L’Hip Hop compie 50 anni e alla nascita, l’11 agosto del 1973, pochi pensavano che sarebbe diventato qualcosa in più di una moda estiva destinata a rimanere nel ghetto in cui era nata. Invece stando alle statistiche l’hip hop è nel 2023 il genere musicale più ascoltato negli Stati Uniti, con il 28% dello streaming, mentre nel resto del mondo è sesto con l’11,9% dietro a pop (31,1%) e rock (24,1%). Poi l’Hip Hop non è soltanto musica, ma identificarlo con i rapper ed in generale con la cultura afroamericana è naturale anche per chi vuole fare il fenomeno e con fare pensoso ti spiega che «C’è molto altro».

DJ Kool Herc

Tutto parte dalla terrificante New York anni Settanta, città da cui molti scappavano per la criminalità ma anche piena di stimoli musicali di ogni tipo: un clima ben raccontato dalla serie televisiva Vynil, fra eroina e band interessanti che emergevano a ciclo continuo partendo dai locali giusti ma anche da movimenti dal basso come i block party del Bronx.

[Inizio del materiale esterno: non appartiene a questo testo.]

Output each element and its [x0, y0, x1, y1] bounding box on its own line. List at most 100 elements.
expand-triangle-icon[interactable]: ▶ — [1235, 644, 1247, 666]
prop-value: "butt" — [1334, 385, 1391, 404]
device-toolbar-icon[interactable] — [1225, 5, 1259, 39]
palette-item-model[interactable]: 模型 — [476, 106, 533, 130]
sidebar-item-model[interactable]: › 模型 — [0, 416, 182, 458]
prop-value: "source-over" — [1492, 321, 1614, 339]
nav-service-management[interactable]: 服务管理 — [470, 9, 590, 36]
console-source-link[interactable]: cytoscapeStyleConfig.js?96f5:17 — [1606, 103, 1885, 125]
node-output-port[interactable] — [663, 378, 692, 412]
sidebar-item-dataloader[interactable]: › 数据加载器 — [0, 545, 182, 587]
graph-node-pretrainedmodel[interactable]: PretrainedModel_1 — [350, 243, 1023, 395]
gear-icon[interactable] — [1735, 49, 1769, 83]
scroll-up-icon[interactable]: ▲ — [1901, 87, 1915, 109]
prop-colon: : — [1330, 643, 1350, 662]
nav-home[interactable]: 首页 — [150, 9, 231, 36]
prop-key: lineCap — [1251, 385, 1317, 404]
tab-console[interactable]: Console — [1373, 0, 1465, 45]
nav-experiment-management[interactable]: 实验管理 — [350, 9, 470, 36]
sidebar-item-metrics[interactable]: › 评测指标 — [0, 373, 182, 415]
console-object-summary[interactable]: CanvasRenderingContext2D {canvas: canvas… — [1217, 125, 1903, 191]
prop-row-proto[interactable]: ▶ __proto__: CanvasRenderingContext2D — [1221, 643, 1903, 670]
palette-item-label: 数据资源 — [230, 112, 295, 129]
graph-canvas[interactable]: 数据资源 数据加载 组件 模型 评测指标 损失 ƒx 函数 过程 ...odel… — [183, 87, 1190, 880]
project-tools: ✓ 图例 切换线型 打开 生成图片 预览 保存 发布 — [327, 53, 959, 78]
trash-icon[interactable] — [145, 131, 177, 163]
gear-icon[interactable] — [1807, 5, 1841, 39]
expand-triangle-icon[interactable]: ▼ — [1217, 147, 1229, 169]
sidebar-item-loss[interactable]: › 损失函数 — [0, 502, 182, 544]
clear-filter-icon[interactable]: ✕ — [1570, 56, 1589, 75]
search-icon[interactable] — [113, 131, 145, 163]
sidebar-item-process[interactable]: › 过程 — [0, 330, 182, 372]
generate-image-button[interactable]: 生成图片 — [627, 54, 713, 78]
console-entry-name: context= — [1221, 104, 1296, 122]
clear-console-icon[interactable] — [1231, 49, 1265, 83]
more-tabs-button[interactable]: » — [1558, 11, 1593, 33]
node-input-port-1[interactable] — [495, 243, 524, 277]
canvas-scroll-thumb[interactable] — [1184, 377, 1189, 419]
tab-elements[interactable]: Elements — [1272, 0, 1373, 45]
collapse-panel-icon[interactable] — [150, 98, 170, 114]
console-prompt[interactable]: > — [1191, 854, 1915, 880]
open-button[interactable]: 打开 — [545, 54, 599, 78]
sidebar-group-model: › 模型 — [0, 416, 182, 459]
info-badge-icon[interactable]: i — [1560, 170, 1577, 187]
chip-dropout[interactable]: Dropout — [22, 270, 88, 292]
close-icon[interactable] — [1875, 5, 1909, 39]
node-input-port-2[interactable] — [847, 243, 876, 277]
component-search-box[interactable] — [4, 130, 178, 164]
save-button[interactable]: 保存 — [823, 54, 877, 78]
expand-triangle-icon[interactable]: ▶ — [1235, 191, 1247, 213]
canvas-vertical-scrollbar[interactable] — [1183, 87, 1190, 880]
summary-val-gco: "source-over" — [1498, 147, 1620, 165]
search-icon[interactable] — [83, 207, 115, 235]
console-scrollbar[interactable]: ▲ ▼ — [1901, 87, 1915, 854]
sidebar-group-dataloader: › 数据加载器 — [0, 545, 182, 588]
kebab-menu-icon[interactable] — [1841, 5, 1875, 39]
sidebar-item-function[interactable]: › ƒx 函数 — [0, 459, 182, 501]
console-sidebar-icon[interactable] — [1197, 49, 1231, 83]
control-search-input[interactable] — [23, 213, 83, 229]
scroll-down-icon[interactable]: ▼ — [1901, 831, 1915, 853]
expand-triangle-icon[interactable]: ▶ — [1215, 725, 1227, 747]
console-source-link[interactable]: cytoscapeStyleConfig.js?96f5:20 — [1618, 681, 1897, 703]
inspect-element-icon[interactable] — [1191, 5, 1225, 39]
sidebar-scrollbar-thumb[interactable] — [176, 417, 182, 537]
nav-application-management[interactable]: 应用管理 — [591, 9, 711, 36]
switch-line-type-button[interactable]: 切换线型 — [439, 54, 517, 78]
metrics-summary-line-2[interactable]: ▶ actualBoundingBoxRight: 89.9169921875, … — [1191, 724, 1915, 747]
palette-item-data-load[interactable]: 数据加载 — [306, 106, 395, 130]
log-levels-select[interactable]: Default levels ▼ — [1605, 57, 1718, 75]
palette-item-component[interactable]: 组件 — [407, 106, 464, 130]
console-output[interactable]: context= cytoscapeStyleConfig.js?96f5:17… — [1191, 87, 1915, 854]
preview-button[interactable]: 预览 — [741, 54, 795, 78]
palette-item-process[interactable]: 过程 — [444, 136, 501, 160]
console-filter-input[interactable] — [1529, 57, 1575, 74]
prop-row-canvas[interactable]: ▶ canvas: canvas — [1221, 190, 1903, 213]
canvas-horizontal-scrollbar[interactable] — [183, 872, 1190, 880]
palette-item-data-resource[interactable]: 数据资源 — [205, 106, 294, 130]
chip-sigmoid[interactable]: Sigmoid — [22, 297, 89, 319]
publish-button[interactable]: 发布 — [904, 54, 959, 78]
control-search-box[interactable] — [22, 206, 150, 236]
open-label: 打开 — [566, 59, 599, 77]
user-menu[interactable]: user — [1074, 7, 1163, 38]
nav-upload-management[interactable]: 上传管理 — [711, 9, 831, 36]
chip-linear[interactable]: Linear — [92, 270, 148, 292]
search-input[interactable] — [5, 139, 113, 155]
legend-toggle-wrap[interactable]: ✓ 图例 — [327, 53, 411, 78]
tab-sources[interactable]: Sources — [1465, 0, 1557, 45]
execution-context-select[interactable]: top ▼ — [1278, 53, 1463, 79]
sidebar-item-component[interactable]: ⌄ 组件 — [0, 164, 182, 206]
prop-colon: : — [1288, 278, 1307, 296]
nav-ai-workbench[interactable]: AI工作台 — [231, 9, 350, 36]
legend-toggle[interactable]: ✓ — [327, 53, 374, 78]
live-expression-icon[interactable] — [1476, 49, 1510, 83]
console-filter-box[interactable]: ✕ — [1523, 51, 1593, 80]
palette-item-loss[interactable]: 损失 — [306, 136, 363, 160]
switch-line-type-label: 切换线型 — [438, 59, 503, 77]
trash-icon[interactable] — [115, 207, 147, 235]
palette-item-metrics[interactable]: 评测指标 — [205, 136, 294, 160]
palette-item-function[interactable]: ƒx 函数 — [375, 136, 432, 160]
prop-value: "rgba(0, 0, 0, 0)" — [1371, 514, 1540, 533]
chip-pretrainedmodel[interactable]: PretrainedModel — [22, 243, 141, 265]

Nella sostanza i block party erano feste organizzate da giovani afroamericani, latini e caraibici lì residenti, con DJ centrati soprattutto sul funk e sul soul. Il più famoso di questi pionieri, DJ Kool Herc, all’anagrafe Clive Campbell, diciottenne giamaicano fanatico di James Brown (ancora oggi dice che il rap deriva dall’icona di Sex Machine e non da lui), che quell’11 agosto 1973 ad una festa della sorella mise in pratica una tecnica che stava sperimentando da tempo: visto che le pause percussive dei dischi funk, soul e disco erano brevi, Herc usò due giradischi per prolungarle. Poi le isolò le pause con un mixer ed ecco che l’Hip Hop era nato. Così, al 1520 di Sedgwick Avenue, in un Bronx degradato che già da una decina d’anni aveva smesso di essere il quartiere della piccola borghesia bianca si iniziò a parlare di breaking e scratching.

Primo rap

Quello dei block party non era però ancora l’Hip Hop che oggi abbiamo in testa, mancava un elemento fondamentale che fu inserito pochi mesi dopo da Herc e da tutti quelli che si erano buttati sul nuovo filone: ricordiamo che nell’era pre streaming ci si arricchiva vendendo i dischi e quindi c’era sempre fame di cose nuove, non di già sentito o di revival visto che pochi ascoltavano i cantanti anche soltanto di dieci anni prima. Il secondo elemento chiave, quindi. Fu l’emceeing, cioè l'esecuzione ritmica e parlata di rime e giochi di parole, dapprima senza accompagnamento e successivamente su un beat. È qui che l’Hip Hop smise di essere interrazziale per diventare una cosa quasi totalmente nera, visto che questo stile parlato altro non era che l’afroamericano capping, in pratica un'esibizione non necessariamente musicale in cui gli uomini cercavano di superarsi l'un l'altro per originalità e provocazioni. Subito questi rapper si distinsero per uno stile che era un misto di vanterie, allusioni sessuali ed invettive politiche. Questo l’inizio mentre il resto, come si dice, è storia. 

Perché mainstrem

Veniamo quindi al punto: perché l’Hip Hop, nelle sue varie versioni, prima fra tutte il rap, considerato mainstream alla fine degli anni Settanta, è durato fino ad oggi? E perché nel mondo è dietro soltanto al pop, dove ci si può mettere di tutto, e al più definibile rock? La prima spiegazione è di tipo colonialistico: l’Hip Hop è un fenomeno prima di tutto newyorkese e poi statunitense, e qualsiasi cosa funzioni lì viene prima o poi proposta-imposta al resto del mondo. La seconda spiegazione è che gran parte dell’hip hop è ballabile, e ciò che è ballabile entra più facilmente nel mainstream. La terza spiegazione è che l’hip hop è il genere che negli ultimi decenni ha creato più icone planetarie, mescolando musica e vite private: da Jay-Z a Kanye Est, da Drake a Eminem, passando per RUN DMC, LL Cool J, Public Enemy, Ice Cube, gli N.W.A., Snoop Dogg, Tupac e Dr. Dre, Nas, eccetera. La quarta spiegazione è che i musicisti Hip Hop sono stati fra i primi a credere davvero nello streaming, conquistando subito quote di mercato importanti e difendendole grazie anche ai social network. La quinta spiegazione, la più cattiva di tutte, è che l’hip hop ha sì artiste donne (Beyoncé, Nicky Minaj, Rihanna), ma è un genere fra il maschile ed il maschilista con la particolarità di non essere criticabile dai media visto che gli artisti sono quasi tutti neri e quindi, soprattutto negli Stati Uniti, chi critica l’hip hop è schedato come criptorazzista.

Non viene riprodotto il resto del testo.